Proses evakuasi warga Jepara yang meninggal diduga overdosis. Metrotvnews.com/ istimewa
Juru Parkir Ditemukan Meninggal dengan Mulut Berbusa di Hotel Kudus
Rhobi Shani • 28 February 2026 17:54
Kudus: Seorang pria asal Kabupaten Jepara, Jawa Tengah, inisial LG, 47, ditemukan meninggal dunia di sebuah kamar hotel di Kecamatan Kaliwungu, Kabupaten Kudus. Korban yang bekerja sebagai juru parkir itu ditemukan pada Jumat, 27 Februari 2026.
Kapolsek Kaliwungu AKP Deni Dwi Noviandi menjelaskan, korban datang seorang diri ke hotel pada Kamis, 26 Februari 2026 sekitar pukul 19.24 WIB dengan mengendarai sepeda motor. Korban kemudian memesan kamar untuk menginap.
“Sekitar pukul 20.13 WIB ada seorang perempuan yang datang menemui korban di kamar. Perempuan tersebut keluar kembali sekitar pukul 20.47 WIB,” jelas AKP Deni saat dikonfirmasi, Sabtu, 28 Februari 2026.

Proses evakuasi warga Jepara yang meninggal diduga overdosis. Metrotvnews.com/ istimewa
Keesokan paginya, lanjut dia, seorang karyawan hotel merasa curiga karena lampu kamar masih menyala dan tidak ada jawaban ketika pintu diketuk. Setelah pintu dibuka dan diketahui tidak terkunci dari dalam, korban ditemukan dalam kondisi mengeluarkan busa dari mulutnya, terlentang di atas tempat tidur dengan selimut menutupi tubuhnya.
Kejadian tersebut kemudian dilaporkan ke Polsek Kaliwungu. Petugas bersama tim dari Polres Kudus, Unit Inafis, serta dokter Puskesmas Kaliwungu mendatangi lokasi guna melakukan olah tempat kejadian perkara (TKP) dan pemeriksaan medis.“Kami juga mengamankan obat kuat yang ada di jok motor korban,” imbuh Deni.

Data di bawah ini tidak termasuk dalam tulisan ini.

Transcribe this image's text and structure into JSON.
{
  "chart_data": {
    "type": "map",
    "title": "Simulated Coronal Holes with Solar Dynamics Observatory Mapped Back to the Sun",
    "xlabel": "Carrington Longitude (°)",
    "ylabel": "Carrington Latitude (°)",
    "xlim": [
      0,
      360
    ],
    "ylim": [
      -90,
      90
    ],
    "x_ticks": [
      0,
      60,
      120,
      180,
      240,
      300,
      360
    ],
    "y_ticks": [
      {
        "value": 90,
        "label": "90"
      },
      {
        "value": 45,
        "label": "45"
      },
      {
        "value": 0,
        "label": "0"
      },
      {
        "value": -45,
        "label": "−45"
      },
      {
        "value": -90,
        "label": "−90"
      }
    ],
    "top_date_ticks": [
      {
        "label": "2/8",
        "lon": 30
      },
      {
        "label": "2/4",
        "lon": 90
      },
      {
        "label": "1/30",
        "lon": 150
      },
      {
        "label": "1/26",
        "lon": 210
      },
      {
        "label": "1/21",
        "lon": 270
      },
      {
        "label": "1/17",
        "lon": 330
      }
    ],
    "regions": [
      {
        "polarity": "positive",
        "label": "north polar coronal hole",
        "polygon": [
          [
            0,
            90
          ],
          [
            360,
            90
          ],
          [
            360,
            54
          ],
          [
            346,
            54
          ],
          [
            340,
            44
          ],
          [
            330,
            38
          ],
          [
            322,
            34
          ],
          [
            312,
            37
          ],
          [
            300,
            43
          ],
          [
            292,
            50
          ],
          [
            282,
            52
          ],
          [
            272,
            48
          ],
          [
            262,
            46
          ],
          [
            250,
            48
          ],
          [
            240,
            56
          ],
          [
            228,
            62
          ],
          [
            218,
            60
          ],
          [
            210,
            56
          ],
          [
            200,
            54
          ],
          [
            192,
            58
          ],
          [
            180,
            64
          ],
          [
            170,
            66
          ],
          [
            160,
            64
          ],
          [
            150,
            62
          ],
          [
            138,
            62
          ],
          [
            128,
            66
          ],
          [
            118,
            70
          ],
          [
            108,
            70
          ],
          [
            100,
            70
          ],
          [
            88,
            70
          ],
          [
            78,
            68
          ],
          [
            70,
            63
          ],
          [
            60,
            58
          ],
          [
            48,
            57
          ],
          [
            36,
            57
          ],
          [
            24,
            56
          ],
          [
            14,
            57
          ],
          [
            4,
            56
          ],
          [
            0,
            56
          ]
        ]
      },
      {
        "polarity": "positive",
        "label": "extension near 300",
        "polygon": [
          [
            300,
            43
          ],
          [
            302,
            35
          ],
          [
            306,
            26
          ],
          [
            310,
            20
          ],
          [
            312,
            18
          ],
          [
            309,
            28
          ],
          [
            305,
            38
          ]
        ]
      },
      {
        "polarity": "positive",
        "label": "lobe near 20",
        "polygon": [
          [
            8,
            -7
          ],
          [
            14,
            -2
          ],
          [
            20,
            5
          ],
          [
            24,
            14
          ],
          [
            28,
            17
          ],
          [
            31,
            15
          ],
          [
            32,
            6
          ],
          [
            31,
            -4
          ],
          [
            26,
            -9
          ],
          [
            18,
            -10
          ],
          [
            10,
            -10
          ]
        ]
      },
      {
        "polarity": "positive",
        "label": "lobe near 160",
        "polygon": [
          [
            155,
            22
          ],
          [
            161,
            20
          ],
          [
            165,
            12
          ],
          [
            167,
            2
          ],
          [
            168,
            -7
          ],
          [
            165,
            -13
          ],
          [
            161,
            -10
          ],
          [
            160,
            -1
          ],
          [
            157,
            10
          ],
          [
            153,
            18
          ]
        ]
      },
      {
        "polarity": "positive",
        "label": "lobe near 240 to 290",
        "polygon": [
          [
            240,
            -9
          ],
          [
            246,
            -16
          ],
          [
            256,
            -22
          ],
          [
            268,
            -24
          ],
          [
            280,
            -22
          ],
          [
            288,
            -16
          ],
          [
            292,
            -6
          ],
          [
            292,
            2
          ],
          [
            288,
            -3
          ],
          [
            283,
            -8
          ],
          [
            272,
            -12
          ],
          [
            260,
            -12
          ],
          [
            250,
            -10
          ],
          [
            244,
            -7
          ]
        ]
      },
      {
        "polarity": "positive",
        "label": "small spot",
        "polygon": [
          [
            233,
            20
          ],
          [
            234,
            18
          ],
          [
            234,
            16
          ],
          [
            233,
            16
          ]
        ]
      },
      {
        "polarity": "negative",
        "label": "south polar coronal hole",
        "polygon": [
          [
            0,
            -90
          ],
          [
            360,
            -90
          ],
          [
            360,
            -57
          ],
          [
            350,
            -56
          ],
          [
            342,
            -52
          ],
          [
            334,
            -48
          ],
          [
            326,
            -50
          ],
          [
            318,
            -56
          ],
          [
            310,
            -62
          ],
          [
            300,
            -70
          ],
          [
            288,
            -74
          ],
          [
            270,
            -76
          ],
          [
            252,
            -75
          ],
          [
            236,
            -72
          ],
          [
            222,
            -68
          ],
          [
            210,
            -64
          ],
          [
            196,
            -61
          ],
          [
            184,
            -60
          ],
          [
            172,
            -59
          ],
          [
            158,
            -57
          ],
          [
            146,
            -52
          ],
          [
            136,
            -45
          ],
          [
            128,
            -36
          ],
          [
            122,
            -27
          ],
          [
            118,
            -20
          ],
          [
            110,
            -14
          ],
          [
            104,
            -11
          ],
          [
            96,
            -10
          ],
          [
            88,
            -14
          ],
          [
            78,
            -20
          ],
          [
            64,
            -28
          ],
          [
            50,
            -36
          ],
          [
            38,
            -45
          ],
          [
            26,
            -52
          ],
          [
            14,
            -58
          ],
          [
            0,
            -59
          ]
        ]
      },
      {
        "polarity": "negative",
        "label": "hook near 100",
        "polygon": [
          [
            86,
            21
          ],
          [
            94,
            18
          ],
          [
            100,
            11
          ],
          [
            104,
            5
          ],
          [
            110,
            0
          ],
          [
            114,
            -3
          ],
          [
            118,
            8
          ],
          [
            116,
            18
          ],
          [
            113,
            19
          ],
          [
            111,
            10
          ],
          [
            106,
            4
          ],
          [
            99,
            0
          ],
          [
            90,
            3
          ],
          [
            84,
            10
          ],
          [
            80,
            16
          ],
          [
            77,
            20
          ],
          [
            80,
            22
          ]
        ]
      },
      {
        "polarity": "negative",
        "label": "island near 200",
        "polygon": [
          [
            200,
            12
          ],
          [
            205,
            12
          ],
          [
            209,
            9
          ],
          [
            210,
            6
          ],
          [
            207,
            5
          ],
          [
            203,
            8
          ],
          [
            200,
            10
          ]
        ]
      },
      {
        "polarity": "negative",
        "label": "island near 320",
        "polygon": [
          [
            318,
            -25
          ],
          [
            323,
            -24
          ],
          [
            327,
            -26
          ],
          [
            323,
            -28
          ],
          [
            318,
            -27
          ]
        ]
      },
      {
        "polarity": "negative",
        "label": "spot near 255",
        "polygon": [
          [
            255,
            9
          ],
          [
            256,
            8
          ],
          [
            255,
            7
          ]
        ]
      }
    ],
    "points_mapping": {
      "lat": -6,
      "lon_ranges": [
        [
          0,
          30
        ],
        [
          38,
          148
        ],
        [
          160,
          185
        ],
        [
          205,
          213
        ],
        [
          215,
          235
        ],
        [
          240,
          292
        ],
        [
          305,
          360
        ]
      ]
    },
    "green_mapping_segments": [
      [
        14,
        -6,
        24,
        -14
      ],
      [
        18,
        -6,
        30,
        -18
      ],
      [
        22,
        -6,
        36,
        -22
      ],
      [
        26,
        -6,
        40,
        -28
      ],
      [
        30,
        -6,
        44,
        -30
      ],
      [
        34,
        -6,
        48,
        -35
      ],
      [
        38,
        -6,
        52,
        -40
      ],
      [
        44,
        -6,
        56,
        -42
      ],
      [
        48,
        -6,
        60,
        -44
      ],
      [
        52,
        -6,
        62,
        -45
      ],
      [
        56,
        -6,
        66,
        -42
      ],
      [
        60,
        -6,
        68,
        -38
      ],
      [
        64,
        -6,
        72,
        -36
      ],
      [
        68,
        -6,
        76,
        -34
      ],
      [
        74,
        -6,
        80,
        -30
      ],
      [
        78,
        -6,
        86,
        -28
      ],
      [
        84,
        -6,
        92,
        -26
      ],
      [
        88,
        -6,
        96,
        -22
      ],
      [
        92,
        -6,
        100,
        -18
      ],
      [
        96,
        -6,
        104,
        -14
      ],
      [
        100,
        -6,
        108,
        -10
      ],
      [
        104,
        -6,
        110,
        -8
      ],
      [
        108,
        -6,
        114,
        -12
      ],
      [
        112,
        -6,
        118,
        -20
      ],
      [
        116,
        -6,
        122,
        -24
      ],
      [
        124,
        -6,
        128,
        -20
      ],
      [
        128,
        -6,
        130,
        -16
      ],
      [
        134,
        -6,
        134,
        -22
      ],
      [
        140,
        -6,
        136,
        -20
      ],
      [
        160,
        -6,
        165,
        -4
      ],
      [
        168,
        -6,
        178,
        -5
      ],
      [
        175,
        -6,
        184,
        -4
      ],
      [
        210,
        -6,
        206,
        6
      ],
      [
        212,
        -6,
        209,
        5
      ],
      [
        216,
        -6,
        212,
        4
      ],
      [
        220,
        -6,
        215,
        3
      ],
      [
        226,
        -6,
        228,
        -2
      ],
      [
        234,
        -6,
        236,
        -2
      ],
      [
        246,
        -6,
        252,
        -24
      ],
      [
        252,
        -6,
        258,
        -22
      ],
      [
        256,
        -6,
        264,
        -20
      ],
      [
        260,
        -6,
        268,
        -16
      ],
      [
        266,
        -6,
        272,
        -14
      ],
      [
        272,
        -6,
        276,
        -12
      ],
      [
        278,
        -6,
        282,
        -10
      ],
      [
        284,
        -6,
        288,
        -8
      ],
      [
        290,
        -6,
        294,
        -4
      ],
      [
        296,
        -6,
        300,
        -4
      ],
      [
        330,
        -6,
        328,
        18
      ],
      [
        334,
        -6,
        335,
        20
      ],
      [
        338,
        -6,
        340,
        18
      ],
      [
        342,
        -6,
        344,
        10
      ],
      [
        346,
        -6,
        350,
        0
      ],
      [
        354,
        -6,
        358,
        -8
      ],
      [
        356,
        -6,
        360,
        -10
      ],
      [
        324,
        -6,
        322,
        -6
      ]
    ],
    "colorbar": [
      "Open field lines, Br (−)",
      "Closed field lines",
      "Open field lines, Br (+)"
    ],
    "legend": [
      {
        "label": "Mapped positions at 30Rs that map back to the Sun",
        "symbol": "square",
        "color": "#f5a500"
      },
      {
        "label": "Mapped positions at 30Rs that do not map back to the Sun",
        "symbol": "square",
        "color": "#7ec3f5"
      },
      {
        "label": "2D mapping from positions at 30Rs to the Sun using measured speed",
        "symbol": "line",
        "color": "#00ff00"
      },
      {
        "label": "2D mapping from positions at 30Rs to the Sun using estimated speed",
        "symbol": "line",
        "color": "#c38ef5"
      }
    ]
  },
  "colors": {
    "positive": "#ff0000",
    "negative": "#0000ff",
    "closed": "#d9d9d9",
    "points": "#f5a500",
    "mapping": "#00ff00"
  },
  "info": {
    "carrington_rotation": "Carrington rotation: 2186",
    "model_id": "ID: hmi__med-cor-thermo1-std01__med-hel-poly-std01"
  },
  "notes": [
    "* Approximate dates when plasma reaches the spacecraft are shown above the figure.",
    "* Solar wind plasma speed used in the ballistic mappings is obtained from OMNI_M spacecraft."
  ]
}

Ia menuturkan, dokter Puskesmas Kaliwungu, dr Hasyim Afro, menyampaikan bahwa hasil pemeriksaan luar tidak menunjukkan adanya luka akibat kekerasan benda tumpul maupun tajam.
Untuk memastikan penyebab kematian secara pasti, menurut dr Hasyim, diperlukan pemeriksaan lanjutan melalui autopsi. Namun, pihak keluarga menolak tindakan tersebut.
"Kami hanya bisa menyimpulkan berdasarkan pemeriksaan luar," kata dr Hasyim.
Deni menuturkan pihak keluarga telah dihubungi dan menerima peristiwa tersebut sebagai musibah. Mereka juga menyatakan tidak bersedia dilakukan autopsi serta membuat surat pernyataan resmi.